Deriving inspiration from their dissatisfaction with the music industry and their previous experiences involving it (several members hail from past broken up bands such as Mclusky and Jarcrew), How to Stop Your Brain in an Accident blends satirically brutal lyricism and vocals with hard bass lines and grinding rage. Songs vary, but largely take form as comical testaments against ‘the man’ and its institutions.

One of the most appealing aspects of the artful composition is the back and forth fashion in which tracks instantaneously rotate on a sharp note, shifting mood and structure on a whim, and then falling back into normality just as quickly . For example, “Something happened” holds a paranoid presence throughout its opening, exhibiting fuzzy atmospheric ambient chords, but swings on a single note, erupting in a joyful upheaval of cheer, yet soon falling back into its melancholy haze.
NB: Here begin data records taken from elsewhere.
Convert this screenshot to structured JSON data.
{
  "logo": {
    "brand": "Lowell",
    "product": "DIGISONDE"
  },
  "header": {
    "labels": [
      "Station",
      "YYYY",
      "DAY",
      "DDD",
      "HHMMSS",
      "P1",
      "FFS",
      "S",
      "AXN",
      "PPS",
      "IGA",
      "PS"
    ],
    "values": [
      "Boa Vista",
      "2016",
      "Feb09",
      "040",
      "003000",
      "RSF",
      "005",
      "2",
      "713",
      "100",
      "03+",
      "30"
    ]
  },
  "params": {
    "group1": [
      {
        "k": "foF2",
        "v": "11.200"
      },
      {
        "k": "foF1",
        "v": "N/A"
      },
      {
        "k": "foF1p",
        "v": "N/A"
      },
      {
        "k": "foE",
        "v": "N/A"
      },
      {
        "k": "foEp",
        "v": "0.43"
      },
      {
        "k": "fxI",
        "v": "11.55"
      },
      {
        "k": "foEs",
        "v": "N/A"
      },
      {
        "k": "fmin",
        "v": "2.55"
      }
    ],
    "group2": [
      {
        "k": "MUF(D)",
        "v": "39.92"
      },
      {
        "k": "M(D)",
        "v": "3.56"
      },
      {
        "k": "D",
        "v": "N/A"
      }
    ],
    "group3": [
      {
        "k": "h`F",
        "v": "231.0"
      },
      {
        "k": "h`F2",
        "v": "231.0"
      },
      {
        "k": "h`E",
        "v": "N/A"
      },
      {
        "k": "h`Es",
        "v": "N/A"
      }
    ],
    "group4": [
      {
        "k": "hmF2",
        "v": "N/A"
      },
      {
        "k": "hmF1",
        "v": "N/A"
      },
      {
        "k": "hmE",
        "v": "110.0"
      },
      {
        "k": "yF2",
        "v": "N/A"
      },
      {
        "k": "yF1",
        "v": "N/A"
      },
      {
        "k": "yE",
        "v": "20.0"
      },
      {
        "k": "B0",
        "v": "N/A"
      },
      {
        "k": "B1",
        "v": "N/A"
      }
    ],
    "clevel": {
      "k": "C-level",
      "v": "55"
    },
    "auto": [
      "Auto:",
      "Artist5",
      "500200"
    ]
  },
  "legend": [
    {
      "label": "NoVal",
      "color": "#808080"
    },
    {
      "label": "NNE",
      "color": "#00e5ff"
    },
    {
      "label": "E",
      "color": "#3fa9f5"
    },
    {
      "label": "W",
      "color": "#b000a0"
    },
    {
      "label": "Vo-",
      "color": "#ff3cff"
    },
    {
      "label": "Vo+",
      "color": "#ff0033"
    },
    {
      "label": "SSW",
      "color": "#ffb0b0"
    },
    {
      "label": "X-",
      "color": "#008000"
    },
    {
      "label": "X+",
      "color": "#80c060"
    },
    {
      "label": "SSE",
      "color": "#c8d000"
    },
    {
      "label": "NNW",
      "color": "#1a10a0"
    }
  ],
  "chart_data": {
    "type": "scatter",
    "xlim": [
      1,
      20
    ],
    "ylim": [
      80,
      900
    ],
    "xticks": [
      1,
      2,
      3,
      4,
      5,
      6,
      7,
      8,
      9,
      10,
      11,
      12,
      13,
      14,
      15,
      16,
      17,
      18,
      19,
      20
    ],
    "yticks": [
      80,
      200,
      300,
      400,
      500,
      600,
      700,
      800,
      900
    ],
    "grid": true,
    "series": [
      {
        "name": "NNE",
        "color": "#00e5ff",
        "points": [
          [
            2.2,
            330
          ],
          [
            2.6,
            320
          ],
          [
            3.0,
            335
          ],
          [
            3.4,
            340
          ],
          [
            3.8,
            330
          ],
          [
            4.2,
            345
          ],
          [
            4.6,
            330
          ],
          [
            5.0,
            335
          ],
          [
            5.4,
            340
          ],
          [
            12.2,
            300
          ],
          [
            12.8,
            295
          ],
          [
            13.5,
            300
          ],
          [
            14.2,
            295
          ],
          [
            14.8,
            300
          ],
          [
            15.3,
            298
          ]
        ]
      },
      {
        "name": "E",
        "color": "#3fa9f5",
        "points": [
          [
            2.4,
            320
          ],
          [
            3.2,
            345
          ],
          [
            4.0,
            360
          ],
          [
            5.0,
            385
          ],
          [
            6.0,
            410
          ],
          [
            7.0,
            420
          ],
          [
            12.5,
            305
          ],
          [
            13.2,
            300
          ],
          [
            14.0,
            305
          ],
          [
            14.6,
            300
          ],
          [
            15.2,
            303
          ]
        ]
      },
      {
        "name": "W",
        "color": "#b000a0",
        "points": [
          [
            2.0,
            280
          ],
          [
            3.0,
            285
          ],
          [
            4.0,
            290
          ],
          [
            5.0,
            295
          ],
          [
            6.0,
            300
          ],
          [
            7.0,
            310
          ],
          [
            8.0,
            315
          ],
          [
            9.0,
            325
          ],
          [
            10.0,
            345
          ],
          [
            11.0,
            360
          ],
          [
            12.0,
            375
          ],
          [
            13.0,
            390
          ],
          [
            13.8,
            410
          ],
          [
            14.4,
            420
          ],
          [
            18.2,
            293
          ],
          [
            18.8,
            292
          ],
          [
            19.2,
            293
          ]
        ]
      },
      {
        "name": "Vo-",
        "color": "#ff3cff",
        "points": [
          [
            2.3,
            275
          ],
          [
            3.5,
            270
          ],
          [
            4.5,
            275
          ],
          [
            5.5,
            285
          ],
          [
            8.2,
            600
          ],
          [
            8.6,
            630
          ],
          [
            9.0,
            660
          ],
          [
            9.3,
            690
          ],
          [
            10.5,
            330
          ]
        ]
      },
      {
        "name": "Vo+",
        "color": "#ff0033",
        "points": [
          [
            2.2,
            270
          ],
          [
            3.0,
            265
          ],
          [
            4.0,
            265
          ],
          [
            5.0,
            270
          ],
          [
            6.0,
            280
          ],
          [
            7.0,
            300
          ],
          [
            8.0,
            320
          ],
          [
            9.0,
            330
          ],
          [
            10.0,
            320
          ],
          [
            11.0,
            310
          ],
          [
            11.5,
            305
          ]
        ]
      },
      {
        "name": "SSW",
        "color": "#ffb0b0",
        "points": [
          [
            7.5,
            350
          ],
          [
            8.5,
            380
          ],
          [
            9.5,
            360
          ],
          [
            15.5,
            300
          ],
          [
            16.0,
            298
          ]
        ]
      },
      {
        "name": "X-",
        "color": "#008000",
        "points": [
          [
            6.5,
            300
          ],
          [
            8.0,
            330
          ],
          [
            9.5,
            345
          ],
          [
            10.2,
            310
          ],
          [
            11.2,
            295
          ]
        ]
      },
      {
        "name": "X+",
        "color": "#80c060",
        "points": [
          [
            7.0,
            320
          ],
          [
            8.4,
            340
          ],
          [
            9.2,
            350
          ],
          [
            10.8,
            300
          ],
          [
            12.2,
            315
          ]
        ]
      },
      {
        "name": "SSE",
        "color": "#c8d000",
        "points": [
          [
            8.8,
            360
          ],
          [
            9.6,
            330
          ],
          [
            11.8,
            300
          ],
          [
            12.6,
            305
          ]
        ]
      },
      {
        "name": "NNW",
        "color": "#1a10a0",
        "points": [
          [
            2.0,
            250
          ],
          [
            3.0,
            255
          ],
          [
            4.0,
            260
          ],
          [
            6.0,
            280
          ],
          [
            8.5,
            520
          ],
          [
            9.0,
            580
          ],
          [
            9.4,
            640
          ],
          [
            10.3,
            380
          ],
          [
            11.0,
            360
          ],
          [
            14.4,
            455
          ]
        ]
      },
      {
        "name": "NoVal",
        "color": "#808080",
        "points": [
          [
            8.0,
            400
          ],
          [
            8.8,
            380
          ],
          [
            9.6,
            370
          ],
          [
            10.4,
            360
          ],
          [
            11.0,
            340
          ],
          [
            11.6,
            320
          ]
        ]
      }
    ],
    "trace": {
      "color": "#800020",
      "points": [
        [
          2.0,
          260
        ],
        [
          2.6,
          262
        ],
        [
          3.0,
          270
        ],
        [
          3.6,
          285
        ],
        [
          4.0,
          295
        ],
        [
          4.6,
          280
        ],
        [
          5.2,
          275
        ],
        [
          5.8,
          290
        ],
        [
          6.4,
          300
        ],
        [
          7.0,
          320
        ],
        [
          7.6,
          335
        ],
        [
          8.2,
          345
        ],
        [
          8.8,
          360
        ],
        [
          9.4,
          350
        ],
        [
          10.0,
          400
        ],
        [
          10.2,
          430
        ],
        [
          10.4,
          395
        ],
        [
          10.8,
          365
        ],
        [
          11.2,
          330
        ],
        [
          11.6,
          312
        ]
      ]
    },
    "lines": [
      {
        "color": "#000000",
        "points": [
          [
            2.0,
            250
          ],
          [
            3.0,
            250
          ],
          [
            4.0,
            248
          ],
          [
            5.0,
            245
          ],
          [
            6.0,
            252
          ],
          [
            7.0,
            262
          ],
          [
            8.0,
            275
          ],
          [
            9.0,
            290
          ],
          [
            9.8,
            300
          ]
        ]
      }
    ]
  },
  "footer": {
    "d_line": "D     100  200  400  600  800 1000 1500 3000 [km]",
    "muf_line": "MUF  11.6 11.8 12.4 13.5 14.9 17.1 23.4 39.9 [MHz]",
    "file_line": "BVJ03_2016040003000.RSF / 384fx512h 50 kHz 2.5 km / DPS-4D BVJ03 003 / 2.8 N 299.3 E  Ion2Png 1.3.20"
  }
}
Cheeky, bloated, perplexing, and ultimately British, the comical lyrics breath a dry humor into most tracks, often confounding the listener with lines that have to speak for themselves, like this excerpt from “Things to Say to Friendly Policemen”: “Make me into your kettle drum / Turn me into your black percussion / Pull me into your parking shed / Make believe I’m your second cousin”.

Compounding every morsel of satirical rant into one song, “Singing of the Bonesaws” contains a single continuous tirade of disgust against pop culture that diverges into individual tangents, each more nonsensical. The polemic onslaught concludes with a hypnotic repetition of a certain crass phrase continuously, fizzing into a hasty close.

One track in particular touches upon a lighter note, standing out as distinct compared to its predecessors and successors. “French Lessons” utilizes simple piano and guitar melodies without the distortion of other tracks. It gracefully executes itself cleverly, summoning themes of childhood, family, and love, extending and expressing itself especially with use of lyrics such as “They say the price of love is a black hole / Where your friends were / Where your social life sits”.

Greedy, grimy, critical and crass, How to Stop Your Brain in an Accident certainly delivers, providing a punching bag for the consciousness and inner ear to annihilate. Venturing into places of violence, be careful making a journey into the record, the depraved lewdness and tempting madness within may start to become appealing.